Santa Cruz Warriors coach Nicholas Kerr, left, talks with assistant coach Noel Hightower during the team’s basketball practice in Santa Cruz, Calif., Friday, Jan. 12, 2024. Each day, Kerr strives to find a balance between fun and fire while leading Golden State’s developmental G League team minus all the big stars – like Stephen Curry – his famous father, Steve Kerr, gets to work with every day. (AP Photo/Jeff Chiu)

It was during that 2017-18 season with the Spurs that Chip Engelland and Will Hardy provided Nicholas with guidance and examples of how to be a professional.

“He always carried himself with a certain presence, a quiet presence,” Brown said. “He never felt like he needed to try to show anybody how smart he was or anything like that.”

Steve Kerr is thrilled for his son and had a chance to watch him earlier in the Santa Cruz season. He appreciates how the G League team supports the development of not just players but also coaches and support staff.

“It wasn’t so much nerves, it was more just pride, it was just a great visual sitting there watching him on the sidelines and I yelled at the refs a couple times,” he said. “I felt like a good dad.”

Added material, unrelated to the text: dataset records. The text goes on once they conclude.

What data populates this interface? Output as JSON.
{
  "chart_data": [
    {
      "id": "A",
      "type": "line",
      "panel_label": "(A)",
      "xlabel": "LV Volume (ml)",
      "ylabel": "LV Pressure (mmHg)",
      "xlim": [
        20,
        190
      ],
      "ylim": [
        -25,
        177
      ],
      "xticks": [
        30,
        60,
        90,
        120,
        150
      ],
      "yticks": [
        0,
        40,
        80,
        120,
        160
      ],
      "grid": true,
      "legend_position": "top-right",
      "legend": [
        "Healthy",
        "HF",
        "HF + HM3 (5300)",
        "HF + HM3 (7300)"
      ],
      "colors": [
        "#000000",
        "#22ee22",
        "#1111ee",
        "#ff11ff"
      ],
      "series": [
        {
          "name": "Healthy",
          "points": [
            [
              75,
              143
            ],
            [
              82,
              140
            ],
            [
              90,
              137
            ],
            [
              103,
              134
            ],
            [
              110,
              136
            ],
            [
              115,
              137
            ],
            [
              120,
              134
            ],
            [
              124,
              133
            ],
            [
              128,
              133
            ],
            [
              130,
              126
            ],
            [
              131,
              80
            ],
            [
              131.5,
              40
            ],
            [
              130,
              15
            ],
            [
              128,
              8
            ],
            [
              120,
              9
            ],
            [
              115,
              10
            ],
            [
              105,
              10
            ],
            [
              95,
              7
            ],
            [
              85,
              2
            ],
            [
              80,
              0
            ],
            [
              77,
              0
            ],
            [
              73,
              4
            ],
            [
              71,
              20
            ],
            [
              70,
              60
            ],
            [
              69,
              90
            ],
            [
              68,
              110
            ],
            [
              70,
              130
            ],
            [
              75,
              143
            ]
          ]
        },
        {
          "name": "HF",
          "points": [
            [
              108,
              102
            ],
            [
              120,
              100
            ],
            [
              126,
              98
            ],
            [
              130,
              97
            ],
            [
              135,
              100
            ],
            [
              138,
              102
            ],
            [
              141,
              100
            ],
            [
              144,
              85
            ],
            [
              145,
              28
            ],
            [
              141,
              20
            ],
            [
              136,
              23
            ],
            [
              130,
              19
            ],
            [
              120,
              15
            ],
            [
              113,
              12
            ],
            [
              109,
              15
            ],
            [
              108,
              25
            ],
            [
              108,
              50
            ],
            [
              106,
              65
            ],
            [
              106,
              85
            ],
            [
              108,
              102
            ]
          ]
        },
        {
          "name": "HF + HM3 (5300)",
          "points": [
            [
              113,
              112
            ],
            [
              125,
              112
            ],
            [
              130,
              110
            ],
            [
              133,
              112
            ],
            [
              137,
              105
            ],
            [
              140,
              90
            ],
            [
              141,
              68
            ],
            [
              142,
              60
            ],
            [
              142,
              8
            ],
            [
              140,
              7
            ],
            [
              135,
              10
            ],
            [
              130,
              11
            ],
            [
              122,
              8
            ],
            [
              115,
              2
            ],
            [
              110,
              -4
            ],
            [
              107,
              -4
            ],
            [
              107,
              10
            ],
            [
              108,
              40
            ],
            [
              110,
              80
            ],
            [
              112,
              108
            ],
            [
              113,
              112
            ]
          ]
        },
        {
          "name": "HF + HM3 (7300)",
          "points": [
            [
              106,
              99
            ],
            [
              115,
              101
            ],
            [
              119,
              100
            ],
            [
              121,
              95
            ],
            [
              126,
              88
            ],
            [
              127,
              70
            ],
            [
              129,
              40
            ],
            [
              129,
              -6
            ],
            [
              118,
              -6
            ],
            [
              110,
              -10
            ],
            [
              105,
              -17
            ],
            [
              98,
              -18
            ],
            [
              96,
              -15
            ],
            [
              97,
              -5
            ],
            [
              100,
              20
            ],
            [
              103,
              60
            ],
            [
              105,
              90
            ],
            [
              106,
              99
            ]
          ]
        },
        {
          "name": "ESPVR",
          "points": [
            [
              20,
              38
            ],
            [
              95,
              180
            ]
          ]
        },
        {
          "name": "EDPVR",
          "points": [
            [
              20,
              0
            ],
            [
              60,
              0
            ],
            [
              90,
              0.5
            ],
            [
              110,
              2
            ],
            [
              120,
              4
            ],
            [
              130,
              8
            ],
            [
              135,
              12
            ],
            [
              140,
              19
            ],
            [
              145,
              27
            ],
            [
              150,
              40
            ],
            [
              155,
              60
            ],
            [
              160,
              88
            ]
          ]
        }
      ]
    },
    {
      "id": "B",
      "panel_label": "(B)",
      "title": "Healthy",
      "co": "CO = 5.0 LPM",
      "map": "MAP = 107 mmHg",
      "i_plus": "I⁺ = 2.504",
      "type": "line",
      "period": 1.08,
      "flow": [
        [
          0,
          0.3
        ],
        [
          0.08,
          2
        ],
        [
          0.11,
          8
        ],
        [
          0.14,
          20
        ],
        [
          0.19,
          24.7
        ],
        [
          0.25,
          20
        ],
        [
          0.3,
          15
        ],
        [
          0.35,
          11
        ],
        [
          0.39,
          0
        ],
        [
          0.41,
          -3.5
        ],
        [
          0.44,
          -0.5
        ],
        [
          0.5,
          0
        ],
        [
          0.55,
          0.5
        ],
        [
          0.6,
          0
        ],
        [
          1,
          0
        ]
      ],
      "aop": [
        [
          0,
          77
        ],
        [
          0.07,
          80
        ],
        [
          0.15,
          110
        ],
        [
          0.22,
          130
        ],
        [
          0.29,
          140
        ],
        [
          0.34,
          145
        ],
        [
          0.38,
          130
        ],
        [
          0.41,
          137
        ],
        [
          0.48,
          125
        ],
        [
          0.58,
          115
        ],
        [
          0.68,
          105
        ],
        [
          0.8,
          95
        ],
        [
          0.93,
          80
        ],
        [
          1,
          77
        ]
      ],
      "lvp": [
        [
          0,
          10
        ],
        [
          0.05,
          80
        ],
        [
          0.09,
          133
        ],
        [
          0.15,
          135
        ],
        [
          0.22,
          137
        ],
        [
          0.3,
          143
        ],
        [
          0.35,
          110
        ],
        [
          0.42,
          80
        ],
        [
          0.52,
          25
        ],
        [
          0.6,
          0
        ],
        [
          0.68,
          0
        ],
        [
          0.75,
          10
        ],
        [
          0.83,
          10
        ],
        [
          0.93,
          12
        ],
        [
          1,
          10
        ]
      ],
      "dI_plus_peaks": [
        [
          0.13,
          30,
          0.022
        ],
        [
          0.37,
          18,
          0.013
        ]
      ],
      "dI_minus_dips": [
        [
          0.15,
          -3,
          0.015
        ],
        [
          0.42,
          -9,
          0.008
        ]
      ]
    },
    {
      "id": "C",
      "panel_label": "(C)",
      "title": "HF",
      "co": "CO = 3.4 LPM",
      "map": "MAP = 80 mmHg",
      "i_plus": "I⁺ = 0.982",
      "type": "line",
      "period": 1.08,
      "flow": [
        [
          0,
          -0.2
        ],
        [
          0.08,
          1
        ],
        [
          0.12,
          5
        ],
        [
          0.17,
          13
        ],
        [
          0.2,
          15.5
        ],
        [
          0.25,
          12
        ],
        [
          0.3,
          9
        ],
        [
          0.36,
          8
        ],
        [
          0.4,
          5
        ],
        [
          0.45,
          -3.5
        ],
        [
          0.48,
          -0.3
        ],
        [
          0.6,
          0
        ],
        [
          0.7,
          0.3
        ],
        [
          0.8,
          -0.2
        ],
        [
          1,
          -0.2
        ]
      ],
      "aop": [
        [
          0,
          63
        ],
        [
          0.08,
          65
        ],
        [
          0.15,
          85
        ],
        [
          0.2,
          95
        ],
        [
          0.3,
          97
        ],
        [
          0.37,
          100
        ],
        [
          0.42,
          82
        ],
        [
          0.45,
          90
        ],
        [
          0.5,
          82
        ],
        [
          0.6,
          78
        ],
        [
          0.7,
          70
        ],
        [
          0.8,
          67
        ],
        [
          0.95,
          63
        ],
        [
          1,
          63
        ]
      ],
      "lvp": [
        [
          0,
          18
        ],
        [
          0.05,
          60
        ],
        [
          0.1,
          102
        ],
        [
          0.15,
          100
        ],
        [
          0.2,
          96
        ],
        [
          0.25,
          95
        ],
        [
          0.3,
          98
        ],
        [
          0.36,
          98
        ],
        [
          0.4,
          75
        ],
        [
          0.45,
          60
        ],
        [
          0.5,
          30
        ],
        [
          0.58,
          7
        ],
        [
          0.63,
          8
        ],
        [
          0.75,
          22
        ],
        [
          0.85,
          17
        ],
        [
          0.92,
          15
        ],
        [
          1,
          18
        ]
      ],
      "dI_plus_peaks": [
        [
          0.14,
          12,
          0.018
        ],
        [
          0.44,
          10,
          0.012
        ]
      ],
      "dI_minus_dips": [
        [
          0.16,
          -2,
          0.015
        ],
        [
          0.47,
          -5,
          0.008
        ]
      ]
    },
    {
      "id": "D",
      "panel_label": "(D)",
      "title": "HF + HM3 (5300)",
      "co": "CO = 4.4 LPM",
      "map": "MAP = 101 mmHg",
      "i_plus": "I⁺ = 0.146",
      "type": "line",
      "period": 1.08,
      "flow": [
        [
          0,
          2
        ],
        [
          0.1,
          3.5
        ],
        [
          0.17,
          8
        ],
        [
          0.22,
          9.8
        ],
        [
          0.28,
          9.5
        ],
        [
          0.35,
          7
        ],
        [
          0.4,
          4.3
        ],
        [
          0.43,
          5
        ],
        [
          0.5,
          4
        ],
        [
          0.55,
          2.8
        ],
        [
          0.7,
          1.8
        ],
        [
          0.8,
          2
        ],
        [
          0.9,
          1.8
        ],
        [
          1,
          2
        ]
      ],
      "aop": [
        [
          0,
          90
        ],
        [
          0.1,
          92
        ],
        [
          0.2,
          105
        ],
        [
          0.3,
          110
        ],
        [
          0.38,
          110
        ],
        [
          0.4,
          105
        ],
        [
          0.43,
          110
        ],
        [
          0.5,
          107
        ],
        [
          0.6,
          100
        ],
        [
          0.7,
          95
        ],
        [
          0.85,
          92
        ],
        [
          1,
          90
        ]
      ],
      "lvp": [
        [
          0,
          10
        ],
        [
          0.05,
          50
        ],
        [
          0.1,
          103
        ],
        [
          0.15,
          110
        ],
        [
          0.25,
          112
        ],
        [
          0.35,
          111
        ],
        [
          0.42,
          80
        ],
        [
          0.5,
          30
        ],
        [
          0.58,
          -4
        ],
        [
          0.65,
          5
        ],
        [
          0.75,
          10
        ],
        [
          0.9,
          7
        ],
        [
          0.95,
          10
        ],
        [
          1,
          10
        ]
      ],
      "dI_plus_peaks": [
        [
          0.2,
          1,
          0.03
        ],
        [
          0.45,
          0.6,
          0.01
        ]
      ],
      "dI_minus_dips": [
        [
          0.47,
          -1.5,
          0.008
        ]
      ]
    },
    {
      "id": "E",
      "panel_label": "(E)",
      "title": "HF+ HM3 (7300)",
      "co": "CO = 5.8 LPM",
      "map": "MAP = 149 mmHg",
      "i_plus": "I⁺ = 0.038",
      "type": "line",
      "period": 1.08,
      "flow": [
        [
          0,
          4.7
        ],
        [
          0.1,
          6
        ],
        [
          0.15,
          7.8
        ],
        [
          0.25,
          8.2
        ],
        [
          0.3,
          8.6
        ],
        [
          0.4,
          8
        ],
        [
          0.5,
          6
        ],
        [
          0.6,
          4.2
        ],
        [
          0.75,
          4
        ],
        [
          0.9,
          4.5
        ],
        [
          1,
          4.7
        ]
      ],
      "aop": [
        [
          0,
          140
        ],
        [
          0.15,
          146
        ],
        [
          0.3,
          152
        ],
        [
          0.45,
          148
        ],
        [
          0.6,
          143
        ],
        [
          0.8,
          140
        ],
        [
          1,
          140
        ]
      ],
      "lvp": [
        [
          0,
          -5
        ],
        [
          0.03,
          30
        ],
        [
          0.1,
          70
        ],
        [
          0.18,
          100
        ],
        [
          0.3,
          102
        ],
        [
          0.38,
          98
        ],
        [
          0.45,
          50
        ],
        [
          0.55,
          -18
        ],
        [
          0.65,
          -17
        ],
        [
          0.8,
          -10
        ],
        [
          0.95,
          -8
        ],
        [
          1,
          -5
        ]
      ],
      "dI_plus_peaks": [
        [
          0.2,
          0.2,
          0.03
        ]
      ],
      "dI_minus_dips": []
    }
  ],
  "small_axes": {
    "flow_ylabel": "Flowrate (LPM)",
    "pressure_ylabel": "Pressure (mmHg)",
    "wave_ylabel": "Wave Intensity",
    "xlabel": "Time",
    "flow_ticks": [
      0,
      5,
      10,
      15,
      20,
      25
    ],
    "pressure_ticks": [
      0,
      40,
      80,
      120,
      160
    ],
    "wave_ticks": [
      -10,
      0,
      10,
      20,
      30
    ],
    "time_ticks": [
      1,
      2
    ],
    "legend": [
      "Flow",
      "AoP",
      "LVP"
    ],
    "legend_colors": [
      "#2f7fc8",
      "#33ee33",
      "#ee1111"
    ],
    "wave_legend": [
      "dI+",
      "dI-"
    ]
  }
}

Mother Margot went to see him coach in Santa Cruz on Jan. 15 for the first time and it felt so familiar. The 98-90 victory against the Long Island Nets that day kicked off a six-game winning streak.

“Nick and Steve have similar dispositions. Highly competitive, they’re both very modest, quiet,” she said. “Nick was never delusional about his basketball talent. He never thought he’d play pro, was really hoping to play in college. San Diego is a non-NBA caring city, so he definitely didn’t feel pressure from his peers. I will say, all he’s ever cared about is sports. There was zero chance he was going to be an investment banker, despite being a business major.”

Gui Santos, a Brazilian drafted 55th overall in the second round by Golden State in 2022 and a two-way player counted on by both Warriors teams, understands the challenges of following in a father’s footsteps. His dad, Deivisson, played professionally in Brazil.

“Everybody’s looking at you like, ‘You’ve got to be like your dad, you’ve got to be better than your dad,’” Santos said. “Nick is taking his own way, he’s doing his own things. For sure, he’s Steve Kerr’s son and proud of him but I’m sure he wants to chase his own way and make his name.”